Available under a Creative Commons Attribution Non-Commercial Share Alike 4.0 International Licence

Publication Details

Successfully submitted for the award of Master of Philosophy ((M.Phil.) to the Dublin Institute of Technology, 2012.


This research focuses on Culinary Arts Education, particularly the adequacy and attitudes of all the stakeholders to the content of the hot kitchen modules on the BA (Hons.) in Culinary Arts in the Dublin Institute of Technology. The lack of research in culinary education has been highlighted by Berta (2005) and Zopiatis (2010).

This thesis has traced the evolution of culinary culture in Europe from Ancient Greece and Rome, up to the present day. Carême (1784 – 1833) and Escoffier (1846 – 1935), the founders of classical French cuisine, codified French cuisine which lead to the need of properly trained chefs (James, 2002). The history of culinary education in France, England and Ireland from traditional apprenticeship with the guilds through to vocational and then liberal/vocational education has been outlined in the literature review.

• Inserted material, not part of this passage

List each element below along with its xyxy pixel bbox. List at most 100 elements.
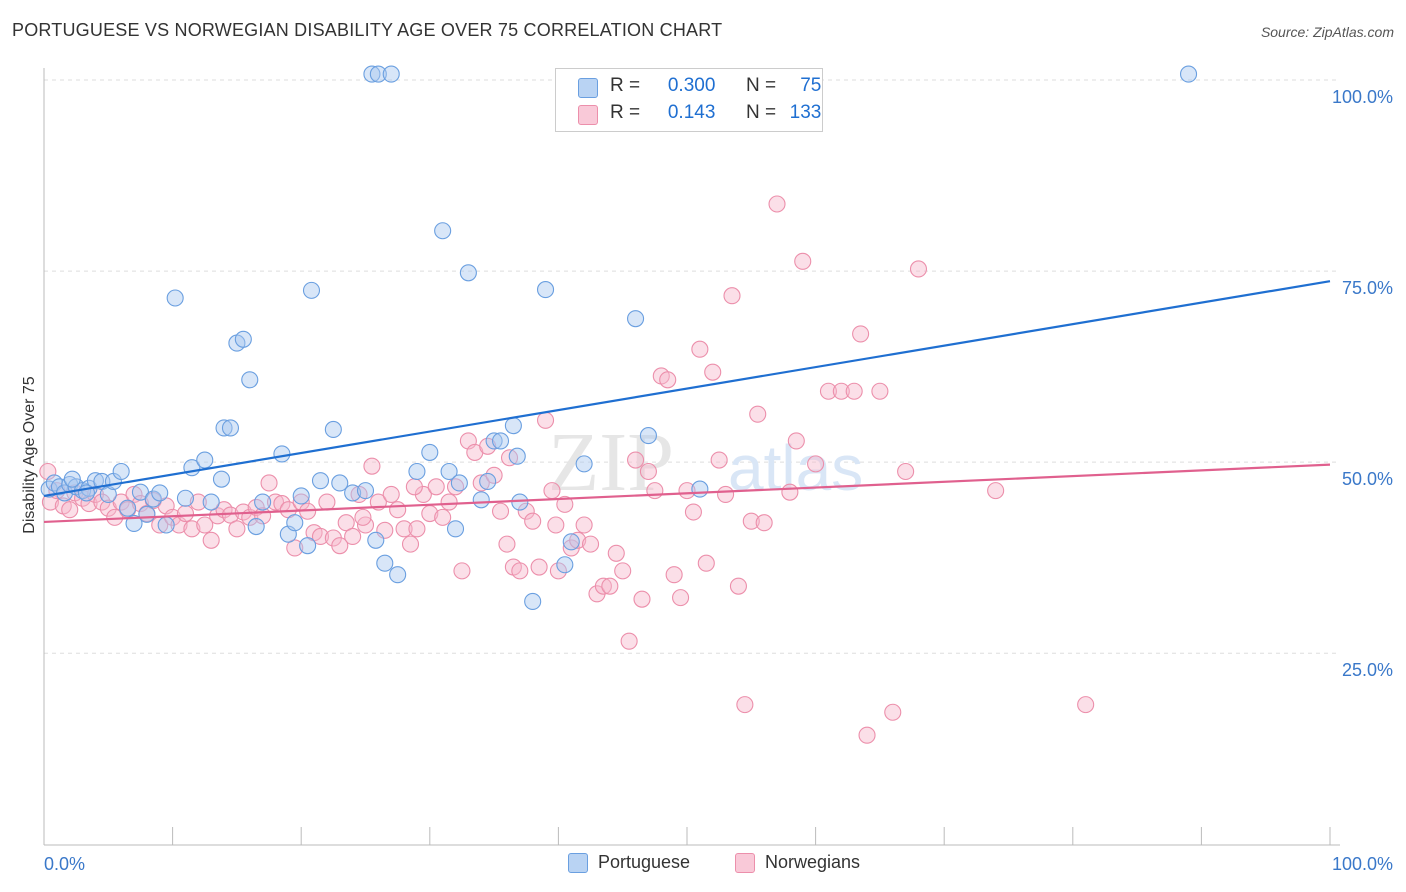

The Dublin Institute of Technology were at the forefront of the move from vocational to liberal education with the development of the BA (Hons.) in Culinary Arts in 1999 (Hegarty, 2001). The implementation of modularisation in 2004 resulted in reduced hot kitchen contact hours on this programme. Relevant stakeholders (students, graduates, lecturers and employers) were consulted. The overall findings suggest that the majority of all stakeholders are satisfied with the current course content of the BA (Hons.) in Culinary Arts. However, a number of suggested improvements have been identified. These include rewriting modules with revised learning outcomes, clarifying assessment methods, increasing time allocation for modules and modernising module content.